For the Italia 90 World Soccer Championship, the Municipality of Milan widened the access road leading to Linate Airport, creating lanes reserved for taxis and public transport. The work related to construction of the Malpensa 2000 passenger terminal was completed.


The architect Aldo Rossi was commissioned to upgrade the air terminal at Linate Airport. The Malpensa 2000 project was presented to the European Parliament in Strasburg.


United Airlines inaugurated daily flights between Malpensa and Washington. The departures lounge was enlarged by 1,250 sq. m and planning began for the Malpensa North expansion.


New fingers, permitting docking of aircraft directly to the air terminal, went into operation at Linate. Work on runway 2 was completed at Malpensa.
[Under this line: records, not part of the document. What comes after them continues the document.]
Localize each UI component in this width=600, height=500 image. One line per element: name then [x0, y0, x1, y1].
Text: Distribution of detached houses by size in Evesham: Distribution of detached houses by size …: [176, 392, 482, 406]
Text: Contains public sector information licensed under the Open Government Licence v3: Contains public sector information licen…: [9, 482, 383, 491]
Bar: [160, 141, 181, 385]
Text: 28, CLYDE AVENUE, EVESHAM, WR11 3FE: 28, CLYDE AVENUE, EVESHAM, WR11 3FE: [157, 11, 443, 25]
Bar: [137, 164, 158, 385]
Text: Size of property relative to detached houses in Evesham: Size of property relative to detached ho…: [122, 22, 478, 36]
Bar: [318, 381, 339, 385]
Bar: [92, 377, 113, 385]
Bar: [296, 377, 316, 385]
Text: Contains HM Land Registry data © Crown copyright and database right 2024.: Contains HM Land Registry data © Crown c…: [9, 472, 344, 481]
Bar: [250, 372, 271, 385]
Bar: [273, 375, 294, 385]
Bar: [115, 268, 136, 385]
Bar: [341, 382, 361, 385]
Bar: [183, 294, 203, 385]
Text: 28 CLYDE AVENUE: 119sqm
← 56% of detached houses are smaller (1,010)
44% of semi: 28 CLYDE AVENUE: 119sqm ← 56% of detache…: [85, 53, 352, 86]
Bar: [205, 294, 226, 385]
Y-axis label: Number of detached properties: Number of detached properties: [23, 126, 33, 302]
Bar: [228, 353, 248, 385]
The Christophersen Group assessed projects of European interest within the “Reseau des Transports Communautaire “ and placed the Malpensa 2000 projects amongst the first fourteen. BEI granted SEA a line of credit worth 400 billion lire.
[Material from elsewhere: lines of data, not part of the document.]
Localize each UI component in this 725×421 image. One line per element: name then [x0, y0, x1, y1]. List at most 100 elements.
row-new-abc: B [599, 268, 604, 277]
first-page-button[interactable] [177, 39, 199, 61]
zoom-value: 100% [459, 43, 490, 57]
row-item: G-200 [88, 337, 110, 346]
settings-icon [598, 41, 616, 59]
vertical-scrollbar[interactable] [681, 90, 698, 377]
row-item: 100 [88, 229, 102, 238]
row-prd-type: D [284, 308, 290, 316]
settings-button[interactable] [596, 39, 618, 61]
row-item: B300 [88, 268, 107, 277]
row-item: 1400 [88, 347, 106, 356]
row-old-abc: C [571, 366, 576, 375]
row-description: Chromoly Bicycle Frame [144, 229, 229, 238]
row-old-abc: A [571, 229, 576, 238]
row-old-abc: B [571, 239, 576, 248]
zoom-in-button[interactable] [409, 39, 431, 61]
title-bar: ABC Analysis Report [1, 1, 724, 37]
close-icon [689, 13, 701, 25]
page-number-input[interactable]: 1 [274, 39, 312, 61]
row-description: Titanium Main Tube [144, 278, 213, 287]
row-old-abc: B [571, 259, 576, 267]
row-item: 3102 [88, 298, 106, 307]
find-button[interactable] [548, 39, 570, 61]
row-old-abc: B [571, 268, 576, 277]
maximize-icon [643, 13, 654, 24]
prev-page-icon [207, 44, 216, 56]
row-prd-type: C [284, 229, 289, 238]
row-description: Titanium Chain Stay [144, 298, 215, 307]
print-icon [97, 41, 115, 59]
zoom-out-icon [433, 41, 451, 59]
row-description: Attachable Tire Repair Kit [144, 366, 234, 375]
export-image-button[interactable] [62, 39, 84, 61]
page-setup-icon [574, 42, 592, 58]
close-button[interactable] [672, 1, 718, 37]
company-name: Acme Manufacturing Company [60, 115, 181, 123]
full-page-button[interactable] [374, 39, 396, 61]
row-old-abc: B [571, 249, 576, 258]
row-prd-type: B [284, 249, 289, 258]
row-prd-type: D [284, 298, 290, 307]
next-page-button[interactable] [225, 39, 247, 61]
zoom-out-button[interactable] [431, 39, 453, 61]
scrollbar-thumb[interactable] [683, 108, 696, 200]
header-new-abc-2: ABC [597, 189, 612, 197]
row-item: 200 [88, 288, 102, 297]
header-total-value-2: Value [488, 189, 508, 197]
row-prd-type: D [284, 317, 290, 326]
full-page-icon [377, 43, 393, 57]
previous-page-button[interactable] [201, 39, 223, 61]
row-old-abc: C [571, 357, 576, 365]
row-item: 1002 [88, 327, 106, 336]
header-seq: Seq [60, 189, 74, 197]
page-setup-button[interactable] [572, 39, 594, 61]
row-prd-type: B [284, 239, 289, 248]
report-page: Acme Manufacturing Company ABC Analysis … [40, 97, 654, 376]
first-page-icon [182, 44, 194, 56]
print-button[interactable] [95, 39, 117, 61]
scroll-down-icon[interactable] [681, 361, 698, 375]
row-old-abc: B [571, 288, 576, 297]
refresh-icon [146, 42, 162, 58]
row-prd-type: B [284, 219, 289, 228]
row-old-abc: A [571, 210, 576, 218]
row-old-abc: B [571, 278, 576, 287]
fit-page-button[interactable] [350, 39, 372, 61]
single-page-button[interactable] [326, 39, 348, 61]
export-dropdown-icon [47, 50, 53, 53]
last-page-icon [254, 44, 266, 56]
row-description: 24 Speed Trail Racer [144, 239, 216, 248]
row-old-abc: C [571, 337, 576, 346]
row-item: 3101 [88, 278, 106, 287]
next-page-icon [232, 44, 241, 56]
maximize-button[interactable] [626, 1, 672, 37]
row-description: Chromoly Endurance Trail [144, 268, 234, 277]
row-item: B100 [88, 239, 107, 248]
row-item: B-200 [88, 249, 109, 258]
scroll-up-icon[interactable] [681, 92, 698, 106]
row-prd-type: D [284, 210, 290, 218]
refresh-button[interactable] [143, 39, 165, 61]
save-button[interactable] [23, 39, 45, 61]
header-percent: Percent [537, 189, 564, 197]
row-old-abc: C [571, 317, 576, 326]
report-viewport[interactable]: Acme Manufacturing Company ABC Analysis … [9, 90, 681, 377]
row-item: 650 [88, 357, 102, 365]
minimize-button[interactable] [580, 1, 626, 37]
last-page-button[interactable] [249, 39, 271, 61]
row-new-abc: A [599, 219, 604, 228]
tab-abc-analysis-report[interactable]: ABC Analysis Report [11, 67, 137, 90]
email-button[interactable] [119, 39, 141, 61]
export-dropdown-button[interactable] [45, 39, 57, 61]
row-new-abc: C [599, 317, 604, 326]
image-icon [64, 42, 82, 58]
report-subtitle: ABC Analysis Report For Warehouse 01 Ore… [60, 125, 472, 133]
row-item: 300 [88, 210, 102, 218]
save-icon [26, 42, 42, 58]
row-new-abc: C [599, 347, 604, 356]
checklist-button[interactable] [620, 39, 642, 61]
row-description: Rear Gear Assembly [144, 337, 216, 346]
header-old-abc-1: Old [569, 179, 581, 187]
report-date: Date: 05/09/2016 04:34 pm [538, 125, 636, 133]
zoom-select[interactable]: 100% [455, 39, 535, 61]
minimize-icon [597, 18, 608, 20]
As part of the construction of Malpensa 2000, the Cargo City project was developed to increase freight traffic. Alitalia and Air China began providing flights between Malpensa and Beijing.


SEA began the quality certification process, starting from the ramp area, in accordance with the ISO 9001 standard. Planning activities abroad began. SEA was operating in various countries in Eastern Europe.


With its great experience and capacity for planning and management, SEA offered its services to various foreign countries as a partner for airport management. Contacts were made with the Argentinean authorities. SEA set up an international consortium and won the contract for management of the Argentinean Airport System.


Malpensa 2000 opened. The new Terminal 1 of the Milano Malpensa Airport was opened on 25 October.


Essential work for the development of Malpensa was completed: a new hangar, enlargement of the aircraft apron, car parks and work to mitigate the impact on the environment.


SEA started a process to reorganise the Malpensa Airport structure, devoting Terminal 1 to medium and long-range flights, while Terminal 2 – initially dedicated to low-cost and charter flights – was progressively used, parallel to the growing development of the segment, for high-end low-cost flights.


SEA celebrated the first 10 years of operations at the new Milano Malpensa Airport on 26 October.


Work to enlarge Terminal 1 at Milano Malpensa continued: a third satellite, new boarding gates, new coverage of a stretch of the railway link.


Inauguration of the Porta Magica (Magic Gateway), the new architectural structure celebrating the concept of a “threshold” through a barely visible curtain created by a blade of light that materialises only thanks to clouds of mist, illuminating a large space through which passengers pass to enter or exit the airport.


Inauguration of the Sheraton Milan Malpensa Airport Hotel, a new hotel concept, with direct access to Malpensa Terminal 1, but at the same time with sensational views of the Alps and Monte Rosa.


The giant of the skies, the Antonov 225 landed at Milano Malpensa. With its length of 84 metres, the Antonov 225 is the largest aircraft that has ever flown.